Dr. Elizabeth Rieder, PhD
USDA - Agriculture Research Service, Plum Island
"Development of Novel Foot-and-Mouth Disease Virus Marker Vaccines"
Friday, December 8th, 12:00 - 1:00pm
280 VDL (seminar room)
Elizabeth Rieder received her M. Sc. Degree in Biochemistry (1986) and a Ph.D. in Virology and Genetic (1991) from the University of Buenos Aires in Argentina. Her doctoral studies involved the molecular mechanism of Foot-and-Mouth Disease Virus (FMDV)-escape mutant generation, isolated under selective immune pressure. Following receipt of her Ph.D., Dr. Rieder was a Research Scientist (1991-1997) at PIADC, USDA, ARS and studied FMDV pathogenesis and developed experimental FMDV vaccines through the generation of an infectious cDNA clone for this virus.
From 1997 through 2002, Dr. Rieder was a Senior Scientist/Instructor for the Department of Molecular Genetics and Microbiology at the State University of New York, Stony Brook, NY. Her research work at Stony Brook focused on the analysis of replication signals in the genome of plus strand RNA viruses including poliovirus and rhinovirus. She also assembled and characterized infectious cDNA clones of important human pathogens of the enteroviruses including those that causes upper respiratory disease in humans or have been implicated in the induction of type I diabetes, and characterized their biological, antigenic and genetic properties. Since 2003, Dr. Rieder is leading a Molecular Biology Laboratory within the Foreign Animal Research Unit, Plum Island Animal Diseases Center as a Senior Scientist.

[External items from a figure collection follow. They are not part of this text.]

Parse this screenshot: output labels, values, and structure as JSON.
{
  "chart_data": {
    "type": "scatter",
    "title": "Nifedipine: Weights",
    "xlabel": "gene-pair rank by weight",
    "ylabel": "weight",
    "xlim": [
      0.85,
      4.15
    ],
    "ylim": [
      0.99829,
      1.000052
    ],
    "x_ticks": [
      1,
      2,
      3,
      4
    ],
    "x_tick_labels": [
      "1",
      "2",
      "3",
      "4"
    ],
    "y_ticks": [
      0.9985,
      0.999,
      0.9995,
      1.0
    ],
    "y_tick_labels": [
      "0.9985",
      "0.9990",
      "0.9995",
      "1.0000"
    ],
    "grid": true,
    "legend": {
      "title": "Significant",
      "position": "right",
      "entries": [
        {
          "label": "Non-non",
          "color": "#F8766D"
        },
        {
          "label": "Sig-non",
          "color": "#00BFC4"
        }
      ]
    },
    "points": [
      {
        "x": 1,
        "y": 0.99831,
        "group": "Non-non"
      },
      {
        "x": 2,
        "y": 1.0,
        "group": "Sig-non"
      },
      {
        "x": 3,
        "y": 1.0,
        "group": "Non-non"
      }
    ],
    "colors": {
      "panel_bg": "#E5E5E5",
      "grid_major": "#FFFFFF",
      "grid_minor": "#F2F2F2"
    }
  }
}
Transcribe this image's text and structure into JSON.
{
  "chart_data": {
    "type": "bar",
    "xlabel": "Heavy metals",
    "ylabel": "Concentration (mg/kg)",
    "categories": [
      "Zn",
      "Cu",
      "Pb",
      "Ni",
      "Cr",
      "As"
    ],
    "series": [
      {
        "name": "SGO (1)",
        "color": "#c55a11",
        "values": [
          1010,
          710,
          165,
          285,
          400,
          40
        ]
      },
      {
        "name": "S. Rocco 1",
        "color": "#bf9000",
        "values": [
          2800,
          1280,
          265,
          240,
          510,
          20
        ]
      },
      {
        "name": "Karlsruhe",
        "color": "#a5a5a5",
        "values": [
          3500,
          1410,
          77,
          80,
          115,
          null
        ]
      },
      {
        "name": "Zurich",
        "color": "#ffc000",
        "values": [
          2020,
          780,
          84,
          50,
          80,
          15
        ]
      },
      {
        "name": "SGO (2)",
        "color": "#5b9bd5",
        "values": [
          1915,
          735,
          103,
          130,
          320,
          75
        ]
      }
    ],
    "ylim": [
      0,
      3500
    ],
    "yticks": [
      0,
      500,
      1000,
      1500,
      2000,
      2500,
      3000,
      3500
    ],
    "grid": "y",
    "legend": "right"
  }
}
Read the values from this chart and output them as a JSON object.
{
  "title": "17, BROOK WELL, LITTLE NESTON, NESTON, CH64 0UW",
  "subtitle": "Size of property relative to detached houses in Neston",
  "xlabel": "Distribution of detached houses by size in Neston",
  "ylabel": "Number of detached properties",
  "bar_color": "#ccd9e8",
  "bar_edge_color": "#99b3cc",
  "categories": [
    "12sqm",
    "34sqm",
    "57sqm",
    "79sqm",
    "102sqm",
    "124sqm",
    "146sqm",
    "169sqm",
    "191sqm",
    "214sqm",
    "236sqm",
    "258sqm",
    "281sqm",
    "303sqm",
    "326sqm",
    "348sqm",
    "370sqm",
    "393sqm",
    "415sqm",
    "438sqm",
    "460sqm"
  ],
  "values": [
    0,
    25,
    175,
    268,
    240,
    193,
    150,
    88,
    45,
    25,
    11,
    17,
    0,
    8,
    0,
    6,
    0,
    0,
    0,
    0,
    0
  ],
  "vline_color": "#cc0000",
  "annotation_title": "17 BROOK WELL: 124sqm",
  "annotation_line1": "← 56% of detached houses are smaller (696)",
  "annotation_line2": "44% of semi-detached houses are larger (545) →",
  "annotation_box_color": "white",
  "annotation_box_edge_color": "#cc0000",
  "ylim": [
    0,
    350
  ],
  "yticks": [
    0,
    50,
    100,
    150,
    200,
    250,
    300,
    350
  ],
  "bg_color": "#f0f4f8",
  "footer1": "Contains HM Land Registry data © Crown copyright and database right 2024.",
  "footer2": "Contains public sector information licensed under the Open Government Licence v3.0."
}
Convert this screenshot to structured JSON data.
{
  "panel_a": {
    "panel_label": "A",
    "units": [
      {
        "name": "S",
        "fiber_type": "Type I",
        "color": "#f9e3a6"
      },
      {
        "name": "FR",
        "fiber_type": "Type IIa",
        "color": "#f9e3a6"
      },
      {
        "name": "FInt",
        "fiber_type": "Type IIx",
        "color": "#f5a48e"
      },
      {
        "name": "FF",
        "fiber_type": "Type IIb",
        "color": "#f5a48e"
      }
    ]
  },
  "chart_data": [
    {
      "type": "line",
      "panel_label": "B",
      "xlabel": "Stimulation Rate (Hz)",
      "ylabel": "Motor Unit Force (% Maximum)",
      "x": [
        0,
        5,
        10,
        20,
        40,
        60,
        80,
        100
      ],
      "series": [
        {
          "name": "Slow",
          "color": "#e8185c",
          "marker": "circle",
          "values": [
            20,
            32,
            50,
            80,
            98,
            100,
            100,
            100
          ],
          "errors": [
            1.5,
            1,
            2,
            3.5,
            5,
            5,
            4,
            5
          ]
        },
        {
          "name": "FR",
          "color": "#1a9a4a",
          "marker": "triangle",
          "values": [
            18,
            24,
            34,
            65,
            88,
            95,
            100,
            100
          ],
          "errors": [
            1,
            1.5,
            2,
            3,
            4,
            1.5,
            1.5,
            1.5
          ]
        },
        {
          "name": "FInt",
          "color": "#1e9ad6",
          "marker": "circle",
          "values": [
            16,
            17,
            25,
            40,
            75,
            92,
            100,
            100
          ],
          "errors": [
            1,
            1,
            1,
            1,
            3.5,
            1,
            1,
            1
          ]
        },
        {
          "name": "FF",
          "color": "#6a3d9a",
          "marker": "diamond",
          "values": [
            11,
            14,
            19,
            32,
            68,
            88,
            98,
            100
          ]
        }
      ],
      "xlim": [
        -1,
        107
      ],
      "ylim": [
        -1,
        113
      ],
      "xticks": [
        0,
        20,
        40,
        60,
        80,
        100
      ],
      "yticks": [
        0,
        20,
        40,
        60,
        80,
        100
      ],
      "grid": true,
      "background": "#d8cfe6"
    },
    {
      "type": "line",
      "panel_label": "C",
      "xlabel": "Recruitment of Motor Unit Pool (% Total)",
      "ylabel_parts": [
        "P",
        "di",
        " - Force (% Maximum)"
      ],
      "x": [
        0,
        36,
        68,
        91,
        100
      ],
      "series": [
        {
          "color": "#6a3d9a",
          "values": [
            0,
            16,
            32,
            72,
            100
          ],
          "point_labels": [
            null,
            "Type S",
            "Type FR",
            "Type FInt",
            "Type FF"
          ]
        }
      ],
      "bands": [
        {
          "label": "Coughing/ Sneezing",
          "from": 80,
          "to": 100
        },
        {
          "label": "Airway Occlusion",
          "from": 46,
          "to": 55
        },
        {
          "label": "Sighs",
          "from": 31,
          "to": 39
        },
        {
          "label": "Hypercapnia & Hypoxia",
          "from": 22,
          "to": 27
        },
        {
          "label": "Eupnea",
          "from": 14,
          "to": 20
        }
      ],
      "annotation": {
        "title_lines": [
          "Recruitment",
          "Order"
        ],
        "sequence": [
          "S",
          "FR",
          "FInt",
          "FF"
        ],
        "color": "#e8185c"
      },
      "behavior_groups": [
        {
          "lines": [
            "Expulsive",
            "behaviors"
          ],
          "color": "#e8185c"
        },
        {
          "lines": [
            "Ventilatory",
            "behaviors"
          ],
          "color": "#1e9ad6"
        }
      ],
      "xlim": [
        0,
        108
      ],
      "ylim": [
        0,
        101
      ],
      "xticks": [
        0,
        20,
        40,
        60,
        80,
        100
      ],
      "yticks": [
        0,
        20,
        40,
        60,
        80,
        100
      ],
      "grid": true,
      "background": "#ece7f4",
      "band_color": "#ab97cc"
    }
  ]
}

Dr. Rieder has a long-standing and active research interest in the processes that lead to replication of RNA viruses. She has conducted research on foot-and-mouth disease virus for more than 20 years, and made important contributions to vaccine developments and to the understanding of the mechanism contributing to virus replication and virus-host cell interaction at molecular levels.
The primary interest in her laboratory concerns the role of both viral factors (proteins and genetic elements), and host factors, that might influence how the virus causes disease. Recently, her laboratory has developed a safer marker vaccine for FMDV that undergoing early development with an industrial partner. In a second area, her group utilizes reverse genetic combined with biochemical approaches to examine the role of non-structural proteins in FMDV proliferation. This involves using full length FMDV cDNA of outbreak strains and non-replicating viral genomes, called replicons. Her ultimate goal is to develop strategies to interfere with virus-specific processes and to genetically engineer safe and efficacious FMDV vaccine candidates.